Years ago a student asked me if I watched Grey’s Anatomy. I replied no, adding that I tried not to watch shows that constantly featured people committing adultery. The student, in his late teens, was taken aback, but after a moment admitted I was on to something.
I didn’t say that to criticize his viewing habits, or even to lift up my own, but to demonstrate that we need to compare the world around us to what we say our values are.
As a religious educator, I see part of my job as making a case for a Christian ethic, rooted in the Gospels and manifesting in love of God and neighbor. There have always been obstacles.
We promote simplicity and generosity in a materialistic world. We promote sexual restraint in a world where sex sells. We promote mercy and compassion in a world that glorifies vengeance and disdain. We promote community in a world that reveres the myth of individualism.
Sometimes this means keeping standards way higher than other places: “shut up” may have entered common parlance, but it’s not welcome in my classroom. Sometimes it means guiding students back tot he Gospel with a gentle reminder that they’re free to disagree, but they need to know with what and with whom they are disagreeing.
It is challenging but good work, and for more than ten years I have returned to it with only the worry that a student will have read the DaVinci Code and want to ask me about it.

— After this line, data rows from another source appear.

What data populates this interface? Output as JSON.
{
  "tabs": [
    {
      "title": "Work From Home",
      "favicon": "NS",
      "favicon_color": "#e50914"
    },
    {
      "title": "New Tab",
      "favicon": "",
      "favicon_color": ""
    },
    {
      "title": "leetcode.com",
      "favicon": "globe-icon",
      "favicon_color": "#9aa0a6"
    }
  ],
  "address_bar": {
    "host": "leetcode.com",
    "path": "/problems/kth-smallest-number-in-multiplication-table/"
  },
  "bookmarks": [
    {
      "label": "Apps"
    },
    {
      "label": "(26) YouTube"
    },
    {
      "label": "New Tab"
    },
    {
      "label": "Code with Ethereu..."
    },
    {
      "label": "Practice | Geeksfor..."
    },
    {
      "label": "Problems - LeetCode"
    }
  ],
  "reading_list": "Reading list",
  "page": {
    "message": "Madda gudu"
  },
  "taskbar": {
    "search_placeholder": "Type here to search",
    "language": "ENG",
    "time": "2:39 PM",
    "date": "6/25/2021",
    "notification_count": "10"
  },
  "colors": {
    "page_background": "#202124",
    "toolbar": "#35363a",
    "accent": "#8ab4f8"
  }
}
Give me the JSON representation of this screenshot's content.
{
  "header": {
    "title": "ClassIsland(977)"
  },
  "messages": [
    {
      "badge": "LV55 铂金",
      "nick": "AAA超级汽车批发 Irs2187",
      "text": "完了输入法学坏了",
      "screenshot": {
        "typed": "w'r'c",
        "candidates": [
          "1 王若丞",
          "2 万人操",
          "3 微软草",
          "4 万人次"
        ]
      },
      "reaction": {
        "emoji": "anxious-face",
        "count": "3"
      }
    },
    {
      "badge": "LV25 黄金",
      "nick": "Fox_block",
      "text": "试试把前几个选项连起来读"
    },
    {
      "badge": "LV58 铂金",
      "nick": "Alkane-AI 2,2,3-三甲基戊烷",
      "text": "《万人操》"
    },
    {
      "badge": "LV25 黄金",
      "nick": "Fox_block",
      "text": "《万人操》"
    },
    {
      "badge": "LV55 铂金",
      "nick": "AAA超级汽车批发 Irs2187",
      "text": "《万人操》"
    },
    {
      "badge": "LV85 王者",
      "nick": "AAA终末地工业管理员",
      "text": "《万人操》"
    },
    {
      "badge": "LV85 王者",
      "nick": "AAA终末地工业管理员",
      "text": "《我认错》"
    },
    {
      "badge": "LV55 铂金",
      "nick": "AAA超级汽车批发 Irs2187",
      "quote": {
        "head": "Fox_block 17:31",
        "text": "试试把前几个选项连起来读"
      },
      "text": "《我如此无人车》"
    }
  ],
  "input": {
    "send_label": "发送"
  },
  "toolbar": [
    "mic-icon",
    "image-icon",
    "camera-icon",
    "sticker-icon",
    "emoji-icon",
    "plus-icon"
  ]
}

Last week, still more than three lovely weeks between us and the first day of school, I was struck with a dread I’d never felt before. It hit me how much harder this election season could make my job.
I’m not so much concerned about heated conversations. I have learned a lot from my gifted colleagues about moderating and encouraging substantive discussions, maintaining high standards without revealing personal opinions. Current events can provide a perfect opportunity to model the application of Gospel values. What makes me nervous are the things we don’t talk about – the values that become acceptable and saturate the environment unnoticed.
Name-calling has reached new highs: Trump has made it a central feature of his campaign, Elizabeth Warren shoots back ferociously, Tim Kaine mocked Trump in his nomination speech…these are the unspoken rules of the game now. How can I convince 12-year-olds that ad hominem attacks are beneath them?
Often when a student is caught doing something inappropriate like pushing or teasing, they explain it with “but he’s my friend!” as if that friendship mitigates the fact that another student is on the floor. “But I didn’t mean it” is not an excuse. Sometimes action is more important than intention. But how can this be in an era when one can tweet “j/k, sarcasm!” after insisting upon something for days?
The hardest message of Catholicism to promote is that we are all in this together (the preferential option for the poor being a close, related second). To insist upon this tenet is not to deny the reality of our dividedness, but to force us to lament it. The ease with which we can argue online, the fragmentation of news sources into factions, the need to fill the 24-hour news cycle, and our technological bombardment with images of antagonism have all driven us further into our corners. We pick our sides: one wanting to keep out the “other”, one wanting to silence the “dumb white trash”, both rooting our motivations in basest emotion and cruel imaginings.
Many create little sanctuaries in the midst of this, where prudence and charity guide conversation and behavior, where friendship flourishes and collegiality lifts everyone up. Pray for us educators that we can sanctify our classrooms this election year, when it feels harder than ever.
Image by Dsw4 (Own work) [Public domain], via Wikimedia Commons
How do you keep political nastiness out of your little sanctuaries?
A great post Margaret thank you for writing it! I tell people that I pastor both Democrats and Republicans and that I refuse to say things that will take away my ability to care for all of them. And it is interesting that this year I have had two members serve as delegates to both the Democratic and Republican State Conventions!